⛰️ Terraform - Basics
Terminology:
- Providers specify how to execute steps on a specific cloud or context
- Module is a collection of
.tf
configuration files which are all read- Root module is your main module which can load other modules as needed
- Other modules can be loaded from local, registry, GitHub or generic Git sources
- State records the actual identities of things that Terraform is managing
- Backend specifies where Terraform stores states; it can be local or remote
- Local backend is the default, but it's less secure and less collaborative
- Remote backend is the intended usage, but requires setup e.g. TF Cloud or AWS S3
- Workspace allow multiple states to be associated with a single configuration
- Resource (
resource
) describes one or more infrastructure objects - Data Source (
data
) exposes extra values calculated or fetched by a provider
Each provider has their own documentation. Can't be helped as each cloud provider is different. You can find available providers at Terraform Registry - Providers.

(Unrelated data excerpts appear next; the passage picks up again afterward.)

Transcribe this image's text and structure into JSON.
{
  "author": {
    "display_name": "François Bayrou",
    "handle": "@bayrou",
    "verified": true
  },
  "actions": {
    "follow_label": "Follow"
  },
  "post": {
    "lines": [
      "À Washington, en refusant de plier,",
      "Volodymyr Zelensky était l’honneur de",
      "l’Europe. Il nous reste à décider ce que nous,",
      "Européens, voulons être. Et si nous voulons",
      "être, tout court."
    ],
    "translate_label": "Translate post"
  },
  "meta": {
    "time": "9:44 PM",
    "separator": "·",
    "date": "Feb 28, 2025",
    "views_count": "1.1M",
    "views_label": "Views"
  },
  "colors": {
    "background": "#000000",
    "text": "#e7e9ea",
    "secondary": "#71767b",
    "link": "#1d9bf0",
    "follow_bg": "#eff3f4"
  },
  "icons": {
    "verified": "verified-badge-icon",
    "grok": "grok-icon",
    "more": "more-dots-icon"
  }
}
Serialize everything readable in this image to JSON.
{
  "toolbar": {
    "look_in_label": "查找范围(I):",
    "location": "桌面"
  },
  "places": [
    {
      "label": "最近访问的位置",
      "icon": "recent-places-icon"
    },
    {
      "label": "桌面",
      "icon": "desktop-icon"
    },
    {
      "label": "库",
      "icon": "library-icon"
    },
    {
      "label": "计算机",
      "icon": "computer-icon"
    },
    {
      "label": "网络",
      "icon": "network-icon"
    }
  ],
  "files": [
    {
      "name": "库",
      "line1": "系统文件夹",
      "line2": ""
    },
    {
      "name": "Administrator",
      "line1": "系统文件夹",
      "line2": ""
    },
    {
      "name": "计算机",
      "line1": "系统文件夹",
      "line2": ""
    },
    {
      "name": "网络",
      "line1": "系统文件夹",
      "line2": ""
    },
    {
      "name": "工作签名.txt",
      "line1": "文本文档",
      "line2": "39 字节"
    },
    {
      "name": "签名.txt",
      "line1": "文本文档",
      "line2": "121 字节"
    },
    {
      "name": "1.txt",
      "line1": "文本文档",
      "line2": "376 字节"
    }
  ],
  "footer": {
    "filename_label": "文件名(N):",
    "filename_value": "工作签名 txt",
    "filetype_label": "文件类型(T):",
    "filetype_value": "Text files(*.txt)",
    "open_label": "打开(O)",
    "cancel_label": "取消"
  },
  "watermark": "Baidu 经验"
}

You call child modules using module
block with parameters. Each module
block has a source
that is either local directory or remote location to download the files from e.g. from Terraform Registry, GitHub or AWS S3 bucket.
module "servers" {
source = "./app-cluster"
servers = 5
}
resource "aws_elb" "example" {
# ...
instances = module.servers.instance_ids
}
It is recommended to specify the module version
.
module "consul" {
source = "hashicorp/consul/aws"
version = "0.0.5"
servers = 3
}
It is not recommended to store state files in version control. State files might include sensitive information like database passwords and such. The proper way to do it is to use a remote backend to store state and only use the local backend for local development. .terraform/
cache directories are also to be ignored. .terraform.lock.hcl
lock files should be version controlled.
# .gitignore
.terraform/
.terraform.tfstate.lock.info
terraform.tfstate
terraform.tfstate.backup
Check out Terragrunt and Terratest. They are nice but not strictly required.
CDKTF (Cloud Development Kit for Terraform) is a hot pile of experimental waste. Don't use it, you will be happier without these language specific bindings.